If the user is using their own computer, the Accept-Language header often indicates the user's preferred list of languages. Most users never set this value, so by default most browsers send the default locale of the operating environment (at least the one in use at the time the browser was installed).
This is also accessible in some cases via JavaScript as
window.navigator.languages
(Chrome, Safari) or as
window.navigator.userLanguage
(IE).
One other hint that exists is the language of the content where the user is
entering text. This might be the computed language of the form
element or that of the input
element where the user is entering
their text. This is often a weaker hint, since the page will generally be in a
single language, while users can have much broader linguistic needs. For
example, many users understand English, but may still need to type their name,
address, or some other text in their preferred language. There is no link
between the language of the page and what they input in that case.
Note that the Content-Language
HTTP header might also serve as a
useful hint about the intended audience of the page where the user is
entering their text. If form or input do not have a useful lang
attribute, the page's Content-Language
might be a useful hint.
Other than environmental factors, the other option is for the input language to be detected directly. Heuristic language detection is, at best, imperfect, since most detection methods are based on statistics about character distribution. Many languages are very similar and the more languages that can be detected, the less good the separation between languages. Various libraries provide language detection of this sort.
For most languages, the statistical distribution of n-grams is used to perform detection. Depending on the language, the length of the n-grams used varies. For languages with relatively small character sets, such as those written in the Latin, Greek, Cyrillic, or Arabic scripts (for example), n-grams of 3 (and sometimes more) characters are highly effective. For languages with large character sets, notably those that use Han ideographs (Chinese and Japanese for example), multi-character n-grams are less effective, since character sequences do not repeat frequently enough to serve as a strong signal.

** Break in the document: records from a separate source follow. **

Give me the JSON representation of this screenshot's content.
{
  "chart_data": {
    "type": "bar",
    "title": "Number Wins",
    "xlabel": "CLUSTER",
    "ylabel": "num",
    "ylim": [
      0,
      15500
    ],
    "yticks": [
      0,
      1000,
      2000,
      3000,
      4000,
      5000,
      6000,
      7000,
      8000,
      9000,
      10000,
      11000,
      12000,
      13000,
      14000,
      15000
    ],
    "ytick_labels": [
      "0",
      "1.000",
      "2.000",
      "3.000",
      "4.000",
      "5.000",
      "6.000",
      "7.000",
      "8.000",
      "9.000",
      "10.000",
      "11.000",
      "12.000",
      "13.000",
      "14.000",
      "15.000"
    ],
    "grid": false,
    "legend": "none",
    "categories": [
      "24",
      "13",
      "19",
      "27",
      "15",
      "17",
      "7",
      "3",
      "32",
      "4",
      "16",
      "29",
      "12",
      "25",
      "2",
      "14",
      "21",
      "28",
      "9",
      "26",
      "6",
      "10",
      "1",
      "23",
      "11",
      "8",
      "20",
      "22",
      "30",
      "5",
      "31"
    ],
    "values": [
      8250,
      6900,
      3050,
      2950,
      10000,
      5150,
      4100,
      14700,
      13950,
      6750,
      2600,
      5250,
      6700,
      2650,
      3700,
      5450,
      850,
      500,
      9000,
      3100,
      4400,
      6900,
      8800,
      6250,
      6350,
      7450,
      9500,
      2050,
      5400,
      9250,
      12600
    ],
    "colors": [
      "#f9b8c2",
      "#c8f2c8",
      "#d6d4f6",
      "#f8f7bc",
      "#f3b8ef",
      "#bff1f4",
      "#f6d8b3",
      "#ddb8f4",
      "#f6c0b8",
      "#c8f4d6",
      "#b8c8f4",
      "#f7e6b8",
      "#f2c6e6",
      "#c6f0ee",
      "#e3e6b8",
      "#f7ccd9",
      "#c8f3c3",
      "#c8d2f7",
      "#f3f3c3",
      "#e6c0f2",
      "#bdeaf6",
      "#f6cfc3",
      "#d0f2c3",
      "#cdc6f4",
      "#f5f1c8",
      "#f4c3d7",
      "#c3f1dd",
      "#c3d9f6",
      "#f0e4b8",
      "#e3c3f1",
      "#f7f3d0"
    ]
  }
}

In some cases, the script of the text provides a strong hint about the language. For example, a text in, say, the Georgian, Armenian, or Cherokee script is probably also in that script's eponymous language. In other cases, the presence of specific characters can serve as a signal. So the appearance of either of the kana scripts hints that the text is in Japanese, while Simplified or Traditional Chinese have specific characters that are suggestive of the specific script variation.
Statistical language detection faces a number of challenges and adding languages to the list of those detected can produce diminishing results for a variety of reasons.
If the range of languages to be detected can be limited, the accuracy can be greatly improved. As mentioned above, the script of the input may be one way to initially limit the range of languages needing detection.